Bastille Day is back, sort of.
France is celebrating its national holiday Wednesday with thousands of troops marching in a Paris parade and traditional parties around the country, after last year’s events were scaled back because of virus fears.
This year those fears are still lurking, but the government decided to go ahead with the parade on the Champs-Elysees as part of a broader effort to return to pre-pandemic activity.
The number of spectators is limited, and they are being restricted to a small section of the parade. In addition, each spectator must show a special pass proving they have been fully vaccinated, recently recovered from the virus or a negative virus test. Similar restrictions will be in place for those gathering to watch an elaborate fireworks show at the Eiffel Tower on Wednesday evening.

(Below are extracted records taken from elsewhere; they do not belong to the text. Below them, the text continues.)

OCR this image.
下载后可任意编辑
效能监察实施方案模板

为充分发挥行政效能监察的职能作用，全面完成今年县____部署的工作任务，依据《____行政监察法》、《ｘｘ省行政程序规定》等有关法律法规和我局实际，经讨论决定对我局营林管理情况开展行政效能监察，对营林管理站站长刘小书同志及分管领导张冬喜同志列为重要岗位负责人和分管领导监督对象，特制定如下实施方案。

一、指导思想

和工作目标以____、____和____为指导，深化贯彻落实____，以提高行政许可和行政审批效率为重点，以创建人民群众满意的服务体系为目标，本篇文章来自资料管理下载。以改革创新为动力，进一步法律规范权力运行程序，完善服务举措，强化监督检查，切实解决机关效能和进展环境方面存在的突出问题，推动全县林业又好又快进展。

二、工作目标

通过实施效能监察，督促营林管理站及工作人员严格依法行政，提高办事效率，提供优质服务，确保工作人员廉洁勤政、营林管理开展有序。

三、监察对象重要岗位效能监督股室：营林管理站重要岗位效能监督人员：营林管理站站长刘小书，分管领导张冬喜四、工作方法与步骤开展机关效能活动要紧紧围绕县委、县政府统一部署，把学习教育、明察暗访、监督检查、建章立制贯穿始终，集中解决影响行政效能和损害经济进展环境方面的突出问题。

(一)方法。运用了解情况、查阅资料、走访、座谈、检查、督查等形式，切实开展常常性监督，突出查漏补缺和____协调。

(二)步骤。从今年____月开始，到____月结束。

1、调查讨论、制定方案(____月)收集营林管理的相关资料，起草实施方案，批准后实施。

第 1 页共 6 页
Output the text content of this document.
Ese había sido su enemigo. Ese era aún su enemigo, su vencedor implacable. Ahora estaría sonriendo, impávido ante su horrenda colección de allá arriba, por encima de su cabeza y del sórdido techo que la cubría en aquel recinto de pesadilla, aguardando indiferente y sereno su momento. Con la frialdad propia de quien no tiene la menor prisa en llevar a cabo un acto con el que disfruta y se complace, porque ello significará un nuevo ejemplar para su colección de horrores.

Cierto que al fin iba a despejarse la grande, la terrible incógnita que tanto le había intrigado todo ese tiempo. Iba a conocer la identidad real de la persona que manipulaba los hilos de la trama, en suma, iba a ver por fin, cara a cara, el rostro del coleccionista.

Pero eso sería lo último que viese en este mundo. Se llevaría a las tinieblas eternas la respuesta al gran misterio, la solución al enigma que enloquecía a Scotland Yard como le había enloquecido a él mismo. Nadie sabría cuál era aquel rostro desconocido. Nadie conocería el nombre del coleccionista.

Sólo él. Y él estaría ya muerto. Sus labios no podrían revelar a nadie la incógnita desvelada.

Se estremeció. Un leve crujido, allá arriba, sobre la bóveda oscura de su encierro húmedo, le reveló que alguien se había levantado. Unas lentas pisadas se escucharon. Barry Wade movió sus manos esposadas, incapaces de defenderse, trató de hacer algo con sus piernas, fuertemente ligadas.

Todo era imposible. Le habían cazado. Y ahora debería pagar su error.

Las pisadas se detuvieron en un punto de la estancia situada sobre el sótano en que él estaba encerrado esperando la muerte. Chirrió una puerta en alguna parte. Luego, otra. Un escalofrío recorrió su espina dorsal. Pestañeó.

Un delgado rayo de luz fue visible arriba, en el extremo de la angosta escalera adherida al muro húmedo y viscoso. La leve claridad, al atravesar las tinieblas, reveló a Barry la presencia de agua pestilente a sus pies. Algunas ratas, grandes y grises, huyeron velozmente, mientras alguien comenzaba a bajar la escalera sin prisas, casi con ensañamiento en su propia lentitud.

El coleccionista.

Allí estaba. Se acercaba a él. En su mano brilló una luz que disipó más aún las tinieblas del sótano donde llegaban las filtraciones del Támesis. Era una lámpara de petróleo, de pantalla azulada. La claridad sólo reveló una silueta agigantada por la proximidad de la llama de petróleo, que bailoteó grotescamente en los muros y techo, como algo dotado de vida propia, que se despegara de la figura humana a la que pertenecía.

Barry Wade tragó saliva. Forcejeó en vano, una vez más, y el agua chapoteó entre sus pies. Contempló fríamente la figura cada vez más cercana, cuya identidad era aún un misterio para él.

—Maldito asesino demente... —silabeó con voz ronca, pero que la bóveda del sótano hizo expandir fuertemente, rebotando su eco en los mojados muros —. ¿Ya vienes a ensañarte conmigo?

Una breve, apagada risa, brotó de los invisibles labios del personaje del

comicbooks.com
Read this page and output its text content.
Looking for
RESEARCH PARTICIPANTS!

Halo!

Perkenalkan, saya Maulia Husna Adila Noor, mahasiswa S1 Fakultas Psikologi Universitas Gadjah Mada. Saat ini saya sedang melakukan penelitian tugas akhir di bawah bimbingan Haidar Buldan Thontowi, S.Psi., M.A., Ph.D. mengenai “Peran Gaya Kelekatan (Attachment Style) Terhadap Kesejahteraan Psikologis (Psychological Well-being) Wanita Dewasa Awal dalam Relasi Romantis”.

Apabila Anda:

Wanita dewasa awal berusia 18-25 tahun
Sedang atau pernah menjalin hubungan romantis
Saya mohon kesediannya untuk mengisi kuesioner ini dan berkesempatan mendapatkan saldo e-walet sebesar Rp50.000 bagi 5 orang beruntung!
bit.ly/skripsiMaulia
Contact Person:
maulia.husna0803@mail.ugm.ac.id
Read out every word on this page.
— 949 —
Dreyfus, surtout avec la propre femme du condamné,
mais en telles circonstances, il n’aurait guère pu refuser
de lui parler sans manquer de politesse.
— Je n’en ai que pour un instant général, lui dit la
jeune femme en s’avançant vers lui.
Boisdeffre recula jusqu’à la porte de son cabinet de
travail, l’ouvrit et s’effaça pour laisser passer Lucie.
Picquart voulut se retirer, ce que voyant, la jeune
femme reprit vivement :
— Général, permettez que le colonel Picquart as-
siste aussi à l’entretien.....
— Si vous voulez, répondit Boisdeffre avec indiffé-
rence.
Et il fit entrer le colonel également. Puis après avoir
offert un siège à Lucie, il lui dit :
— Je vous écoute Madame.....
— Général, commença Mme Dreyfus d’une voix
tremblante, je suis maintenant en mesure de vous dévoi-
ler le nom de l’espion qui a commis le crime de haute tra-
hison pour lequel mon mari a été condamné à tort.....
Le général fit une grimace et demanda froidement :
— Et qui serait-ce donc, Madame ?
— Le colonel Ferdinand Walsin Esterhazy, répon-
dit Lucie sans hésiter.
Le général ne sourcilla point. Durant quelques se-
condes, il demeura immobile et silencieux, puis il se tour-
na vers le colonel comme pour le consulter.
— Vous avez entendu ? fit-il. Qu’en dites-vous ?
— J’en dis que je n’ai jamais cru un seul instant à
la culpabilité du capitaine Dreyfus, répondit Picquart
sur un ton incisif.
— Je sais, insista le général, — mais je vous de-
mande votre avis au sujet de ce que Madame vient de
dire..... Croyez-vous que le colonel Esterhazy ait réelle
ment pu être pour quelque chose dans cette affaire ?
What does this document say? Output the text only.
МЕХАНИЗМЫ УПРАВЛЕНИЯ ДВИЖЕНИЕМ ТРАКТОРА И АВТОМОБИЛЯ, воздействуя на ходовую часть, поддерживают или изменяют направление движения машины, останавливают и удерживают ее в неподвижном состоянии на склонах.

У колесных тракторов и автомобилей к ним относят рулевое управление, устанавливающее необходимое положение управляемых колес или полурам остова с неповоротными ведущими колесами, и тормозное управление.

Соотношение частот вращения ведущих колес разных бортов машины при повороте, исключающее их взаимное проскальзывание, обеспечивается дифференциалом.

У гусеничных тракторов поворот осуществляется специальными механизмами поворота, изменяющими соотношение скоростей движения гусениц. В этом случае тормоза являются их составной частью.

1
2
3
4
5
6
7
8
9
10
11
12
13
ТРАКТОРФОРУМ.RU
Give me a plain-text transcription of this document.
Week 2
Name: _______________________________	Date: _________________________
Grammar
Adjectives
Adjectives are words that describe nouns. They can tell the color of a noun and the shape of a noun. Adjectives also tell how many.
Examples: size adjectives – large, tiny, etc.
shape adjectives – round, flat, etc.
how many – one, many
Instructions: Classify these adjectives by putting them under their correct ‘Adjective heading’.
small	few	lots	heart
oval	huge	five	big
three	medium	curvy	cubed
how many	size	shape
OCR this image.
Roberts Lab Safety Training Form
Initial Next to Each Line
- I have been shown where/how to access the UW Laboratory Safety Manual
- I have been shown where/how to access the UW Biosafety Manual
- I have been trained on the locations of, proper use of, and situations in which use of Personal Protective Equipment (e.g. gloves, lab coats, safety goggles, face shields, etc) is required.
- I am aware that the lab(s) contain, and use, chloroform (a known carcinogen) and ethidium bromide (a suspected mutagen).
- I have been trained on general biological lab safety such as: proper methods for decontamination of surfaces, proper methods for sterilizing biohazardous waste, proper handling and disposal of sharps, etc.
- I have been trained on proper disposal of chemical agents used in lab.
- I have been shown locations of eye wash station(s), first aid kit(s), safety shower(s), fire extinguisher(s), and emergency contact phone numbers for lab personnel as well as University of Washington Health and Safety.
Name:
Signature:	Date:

Leading the parade will be members of a French-led international force fighting extremists in Mali and the surrounding Sahel region. President Emmanuel Macron announced last week that France is slashing the number of troops in the region because of evolving threats.
Among others honored at the parade will be military medics who have shuttled vaccines to France’s overseas territories, treated virus patients or otherwise helped fight the pandemic.
A total of 73 warplanes, medical helicopters and other aircraft will traverse the skies over the Paris region.
Last year’s Bastille day parade was canceled and replaced by a static ceremony honoring health care workers who died fighting COVID-19.
France has lost more than 111,000 lives to the pandemic, and the government is pushing hard to get more people vaccinated to fight resurgent infections driven by the delta variant.
Bastille Day marks the storming of the Bastille prison in eastern Paris on July 14, 1789, commemorated as the birth of the French Revolution.